Açıklamada ilk olarak söz alan Suruç Aileleri İnisiyatifi’nden Emrah Topaloğlu, 33 düş yolcusu için yapmak istedikleri hemen hemen bütün açıklamaların polisler tarafından engellendiğini belirtti. Topaloğlu, her türlü baskı ve engellemelere rağmen dün olduğu gibi bugün de eylemlerine devam edeceklerini aktardı.
‘Dava tek bir kişi yargılanarak yürütülemez’
Suruç Davası avukatlarından Doğukan Taştan, devletin yapılan açıklamalara, anmalara, etkinliklere kanunsuzca müdahale ederek kendi kanunlarını çiğnediğini vurguladı.
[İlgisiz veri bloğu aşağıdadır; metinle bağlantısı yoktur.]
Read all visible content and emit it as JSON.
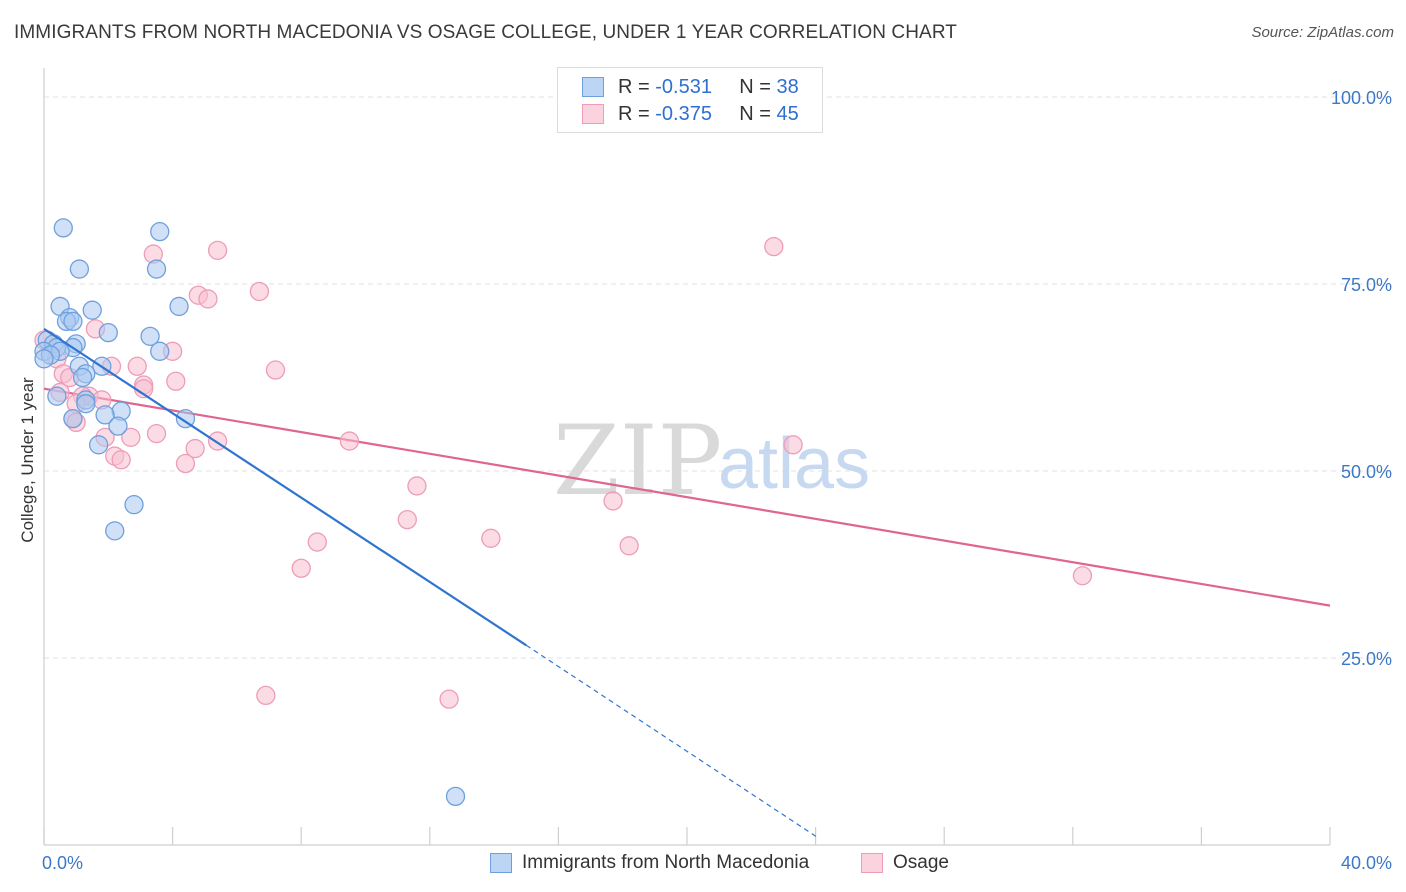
{
  "header": {
    "title": "IMMIGRANTS FROM NORTH MACEDONIA VS OSAGE COLLEGE, UNDER 1 YEAR CORRELATION CHART",
    "source": "Source: ZipAtlas.com"
  },
  "watermark": {
    "zip": "ZIP",
    "atlas": "atlas"
  },
  "legend": {
    "rows": [
      {
        "r_label": "R =",
        "r_value": "-0.531",
        "n_label": "N =",
        "n_value": "38"
      },
      {
        "r_label": "R =",
        "r_value": "-0.375",
        "n_label": "N =",
        "n_value": "45"
      }
    ]
  },
  "bottom_legend": {
    "items": [
      {
        "label": "Immigrants from North Macedonia"
      },
      {
        "label": "Osage"
      }
    ]
  },
  "colors": {
    "blue_fill": "#a9c8f0",
    "blue_stroke": "#6fa0dd",
    "blue_line": "#2f74d0",
    "pink_fill": "#f7bfd0",
    "pink_stroke": "#ee9cb8",
    "pink_line": "#e0658f",
    "axis_text": "#3d78c8",
    "grid": "#e2e2e2"
  },
  "chart_data": {
    "type": "scatter",
    "title": "IMMIGRANTS FROM NORTH MACEDONIA VS OSAGE COLLEGE, UNDER 1 YEAR CORRELATION CHART",
    "xlabel": "",
    "ylabel": "College, Under 1 year",
    "xlim": [
      0,
      40
    ],
    "ylim": [
      0,
      100
    ],
    "x_tick_labels": [
      "0.0%",
      "40.0%"
    ],
    "y_tick_labels": [
      "100.0%",
      "75.0%",
      "50.0%",
      "25.0%"
    ],
    "y_ticks": [
      100,
      75,
      50,
      25
    ],
    "grid": true,
    "legend_position": "top-center",
    "series": [
      {
        "name": "Immigrants from North Macedonia",
        "color": "#a9c8f0",
        "R": -0.531,
        "N": 38,
        "trend": {
          "x0": 0.0,
          "y0": 69.0,
          "x1": 15.0,
          "y1": 26.7,
          "dash_to_x": 24.1,
          "dash_to_y": 0.9
        },
        "points": [
          [
            0.6,
            82.5
          ],
          [
            3.6,
            82.0
          ],
          [
            1.1,
            77.0
          ],
          [
            3.5,
            77.0
          ],
          [
            0.5,
            72.0
          ],
          [
            1.5,
            71.5
          ],
          [
            4.2,
            72.0
          ],
          [
            0.8,
            70.5
          ],
          [
            0.7,
            70.0
          ],
          [
            0.9,
            70.0
          ],
          [
            2.0,
            68.5
          ],
          [
            3.3,
            68.0
          ],
          [
            0.1,
            67.5
          ],
          [
            0.3,
            67.0
          ],
          [
            1.0,
            67.0
          ],
          [
            0.9,
            66.5
          ],
          [
            0.4,
            66.5
          ],
          [
            0.0,
            66.0
          ],
          [
            0.5,
            66.0
          ],
          [
            3.6,
            66.0
          ],
          [
            0.2,
            65.5
          ],
          [
            0.0,
            65.0
          ],
          [
            1.1,
            64.0
          ],
          [
            1.8,
            64.0
          ],
          [
            1.3,
            63.0
          ],
          [
            1.2,
            62.5
          ],
          [
            0.4,
            60.0
          ],
          [
            1.3,
            59.5
          ],
          [
            1.3,
            59.0
          ],
          [
            2.4,
            58.0
          ],
          [
            0.9,
            57.0
          ],
          [
            1.9,
            57.5
          ],
          [
            4.4,
            57.0
          ],
          [
            2.3,
            56.0
          ],
          [
            1.7,
            53.5
          ],
          [
            2.8,
            45.5
          ],
          [
            2.2,
            42.0
          ],
          [
            12.8,
            6.5
          ]
        ]
      },
      {
        "name": "Osage",
        "color": "#f7bfd0",
        "R": -0.375,
        "N": 45,
        "trend": {
          "x0": 0.0,
          "y0": 61.0,
          "x1": 40.0,
          "y1": 32.0
        },
        "points": [
          [
            22.7,
            80.0
          ],
          [
            5.4,
            79.5
          ],
          [
            3.4,
            79.0
          ],
          [
            6.7,
            74.0
          ],
          [
            4.8,
            73.5
          ],
          [
            5.1,
            73.0
          ],
          [
            1.6,
            69.0
          ],
          [
            0.0,
            67.5
          ],
          [
            4.0,
            66.0
          ],
          [
            0.4,
            65.0
          ],
          [
            2.1,
            64.0
          ],
          [
            2.9,
            64.0
          ],
          [
            7.2,
            63.5
          ],
          [
            0.6,
            63.0
          ],
          [
            0.8,
            62.5
          ],
          [
            4.1,
            62.0
          ],
          [
            3.1,
            61.5
          ],
          [
            3.1,
            61.0
          ],
          [
            0.5,
            60.5
          ],
          [
            1.4,
            60.0
          ],
          [
            1.2,
            60.0
          ],
          [
            1.8,
            59.5
          ],
          [
            1.0,
            59.0
          ],
          [
            0.9,
            57.0
          ],
          [
            1.0,
            56.5
          ],
          [
            3.5,
            55.0
          ],
          [
            1.9,
            54.5
          ],
          [
            2.7,
            54.5
          ],
          [
            5.4,
            54.0
          ],
          [
            9.5,
            54.0
          ],
          [
            23.3,
            53.5
          ],
          [
            4.7,
            53.0
          ],
          [
            2.2,
            52.0
          ],
          [
            2.4,
            51.5
          ],
          [
            4.4,
            51.0
          ],
          [
            11.6,
            48.0
          ],
          [
            17.7,
            46.0
          ],
          [
            11.3,
            43.5
          ],
          [
            13.9,
            41.0
          ],
          [
            8.5,
            40.5
          ],
          [
            18.2,
            40.0
          ],
          [
            8.0,
            37.0
          ],
          [
            32.3,
            36.0
          ],
          [
            6.9,
            20.0
          ],
          [
            12.6,
            19.5
          ]
        ]
      }
    ]
  }
}
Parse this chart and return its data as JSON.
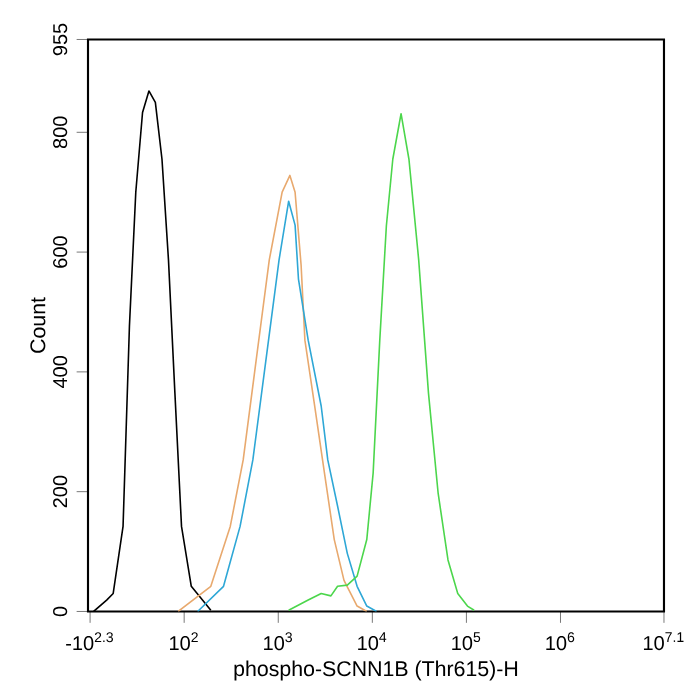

Devletin sıkıştıkça sokaklarda adalet talep edenlere saldırdığını belirten Taştan, “Suruç Davası’nı sahiplenelim. Suruç Davası ülkedeki birçok katliamın önünü açabilecek niteliktedir. Bu direniş devam edecek. Bu dava bir tek kişi yargılanarak yürütülemez. Bütün failler yargılanmalı. Devlet rahat rahat Suruç katliamını işleyen kişilerin devlet hastanelerinde tedavi olmalarını sözde gözden kaçırabiliyor. Ama Suruç aileleri açıklama yapmak istediği zaman buna yüzlerce polisiyle müdahale etmesini çok iyi biliyor” ifadelerini kullandı.
İşkence ile gözaltı
Anma etkinliğinde gözaltına alınanlardan SGDF MYK üyesi Sinem Çelebi de, eylem esnasında polis ablukasında işkence gördüklerini aktardı. Çelebi eylemde yaşananları şöyle aktardı: “Gülerek işkence ettiklerini yüzlerinden okuduk. Polis ablukasında arkadaşlarımız gözaltı araçlarına bindirilerek işkencelere maruz bırakıldı. Ellerinin, kollarının şişmesine rağmen, kimilerinin kaburgasının kırılmasına rağmen kelepçeler sökülmedi. Bu keyfi işkencenin ne anlama geldiğini biliyoruz. 33’leri katledenler, 33’leri anmak isteyen yoldaşlarına işkence ettiler. Suruç için adalet mücadelesini yürütmeye devam edeceğiz.”
Saldırıda hayatını kaybeden Cemil Yıldız’ın eşi Sultan Yıldız da engellemelere tepki göstererek, “Asla bu davadan vazgeçmeyeceğiz” ifadelerini kullandı.
‘Hayalleri hayalimiz olmaya devam ediyor’
Her mücadelenin bir soruşturma, saldırı meselesine dönüştüğünü söyleyen HDP İstanbul İl Eşbaşkanı Ferhat Encu, “Biz 10 binlerce polisinizden, tankınızdan, topunuzdan korkmuyoruz. Bugün 33 düş yolcusunun uğrunda can verdiği Kobanê’ye savaş açarak, saldırarak kendi iktidarlarınızı, kendi kirli politikalarınızın üzerini örtemezsiniz” dedi.
İHD İstanbul Şube Başkanı Gülseren Yoleri de “Adalet arayışının olduğu her yerde karşımıza çıkan bu saldırılardan devletin vazgeçmesi gerektiğinin altını kaç kere çizdik sayamıyorum. Biz bu ülkede barış istiyoruz. Bu açıdan Suruç’ta katledilen 33 düş yolcusunun hayali bizim hayalimiz olmaya devam ediyor” ifadelerini kullandı.